Treffen der Sicherheitsbehörden Polizei fürchtet Terroranschlag

"Ungewöhnliches Hintergrundrauschen": Sicherheitsexperten glauben, dass die Gefahr eines Terroranschlags in Deutschland vor der Bundestagsaahl erheblich gestiegen ist.

Von H. Leyendecker

Knapp drei Monate vor der Bundestagswahl ist nach Ansicht von Sicherheitsexperten die Gefahr eines Terroranschlags in Deutschland erheblich gestiegen. "Wir arbeiten derzeit den gesamten Sicherheitskatalog ab und bereiten uns sogar auf eine mögliche Chaosphase vor", sagte ein hochrangiger Sicherheitsbeamter. Möglicherweise wollten Terroristen den Wahltermin nutzen, um Deutschland zum Rückzug der Bundeswehr aus Afghanistan zu zwingen.

An diesem Donnerstag werden sich in Berlin Vertreter von Bundesbehörden wie dem Bundeskriminalamt und dem Bundesamt für Verfassungsschutz mit den Experten des Bundesinnenministeriums treffen, um einen Maßnahmekatalog zu diskutieren. Weitere Treffen mit Vertretern der Bundesländer sollen in den kommenden Wochen stattfinden.

So sollen die Präventionsmaßnahmen erhöht werden. Dazu gehört die verstärkte Beobachtung der mutmaßlich islamistischen Szene, die Überwachung von Gefährdern und möglicherweise eine Ausweitung der Telefonüberwachung. Für den nicht auszuschließenden Fall eines Anschlags würden Gespräche mit dem Katastrophenschutz geführt. Auch sei die Generalbundesanwaltschaft in die Diskussionen einbezogen worden, hieß es.

Der Sicherheitsbeamte verglich die Gefahrenlage mit der Zeit vor der Fußballweltmeisterschaft in Deutschland 2006. Damals habe es "ähnliche Hinweise und Anzeichen" gegeben. Nach der WM stellte sich heraus, dass zwei Männer Anschläge auf Züge in Deutschland mit Kofferbomben geplant hatten.

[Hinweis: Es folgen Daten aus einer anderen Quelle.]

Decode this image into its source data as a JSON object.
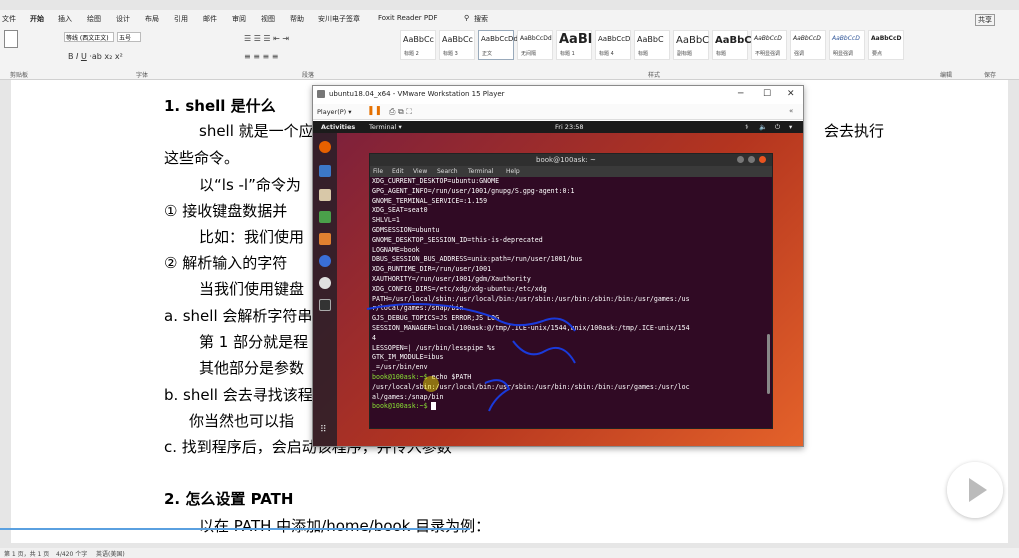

Auslöser für die nun erneut erhöhte Terrorgefahr sind verstärkte Reisebewegungen angeblicher deutscher Verdächtiger nach Pakistan und abgehörte Gespräche. Das "Hintergrundrauschen" in der Szene sei "ungewöhnlich angeschwollen", sagte der Sicherheitsbeamte. "Sehr konkret" werde diskutiert, wie Deutschland aus der "Afghanistan-Allianz" des Westens "herausgeschossen" werden könne.

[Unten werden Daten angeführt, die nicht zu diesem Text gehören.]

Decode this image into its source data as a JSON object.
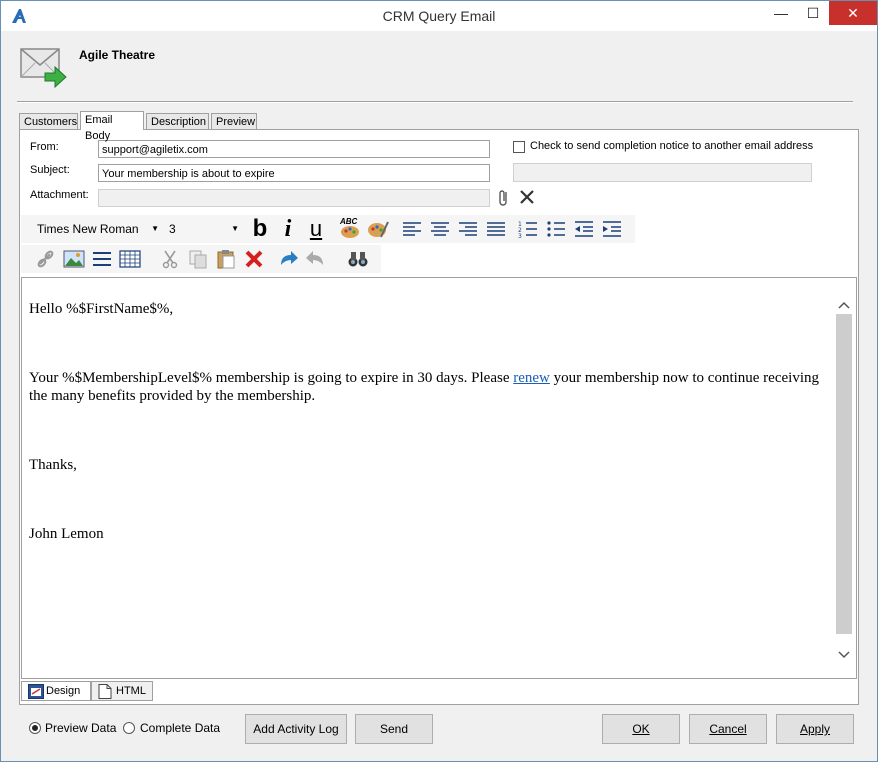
{
  "window": {
    "title": "CRM Query Email",
    "minimize_glyph": "—",
    "maximize_glyph": "☐",
    "close_glyph": "✕"
  },
  "header": {
    "company_name": "Agile Theatre"
  },
  "tabs": [
    {
      "label": "Customers",
      "active": false
    },
    {
      "label": "Email Body",
      "active": true
    },
    {
      "label": "Description",
      "active": false
    },
    {
      "label": "Preview",
      "active": false
    }
  ],
  "form": {
    "from_label": "From:",
    "from_value": "support@agiletix.com",
    "subject_label": "Subject:",
    "subject_value": "Your membership is about to expire",
    "attachment_label": "Attachment:",
    "attachment_value": "",
    "notice_checkbox_label": "Check to send completion notice to another email address",
    "notice_checked": false,
    "notice_email_value": ""
  },
  "format_toolbar": {
    "font_family": "Times New Roman",
    "font_size": "3",
    "bold_glyph": "b",
    "italic_glyph": "i",
    "underline_glyph": "u",
    "spell_text": "ABC"
  },
  "editor": {
    "greeting": "Hello %$FirstName$%,",
    "body_before_link": "Your %$MembershipLevel$% membership is going to expire in 30 days.  Please ",
    "link_text": "renew",
    "body_after_link": " your membership now to continue receiving the many benefits provided by the membership.",
    "closing": "Thanks,",
    "signature": "John Lemon"
  },
  "editor_modes": [
    {
      "label": "Design",
      "active": true
    },
    {
      "label": "HTML",
      "active": false
    }
  ],
  "data_options": {
    "preview_label": "Preview Data",
    "complete_label": "Complete Data",
    "selected": "Preview Data"
  },
  "buttons": {
    "add_activity_log": "Add Activity Log",
    "send": "Send",
    "ok": "OK",
    "cancel": "Cancel",
    "apply": "Apply"
  },
  "colors": {
    "close_button": "#c7302b",
    "link": "#1a5fb4",
    "delete_icon": "#d62020"
  }
}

"Die betrachten Deutschland als schwächstes Glied der Kette", sagte der Beamte. Ein anderer Sicherheitsexperte sprach von einem "Qualitätssprung der Gefährdungslage". Eine "merkwürdige Melange aus Al-Qaida-Leuten und anderen Dschihadisten" diskutiere, "wie Druck auf Deutschland ausgeübt werden" könne. Der Wahltermin Ende September spiele dabei "durchaus eine Rolle".

Es gibt aber bei den Behörden offenbar keine Erkenntnisse über konkrete Anschlagsziele in Deutschland. Nach Erkenntnissen der deutschen Sicherheitsfachleute gibt es in der Terrorszene offenbar einen Aufruf, in den Krisenländern verstärkt nach deutschen Soldaten oder Touristen Ausschau zu halten.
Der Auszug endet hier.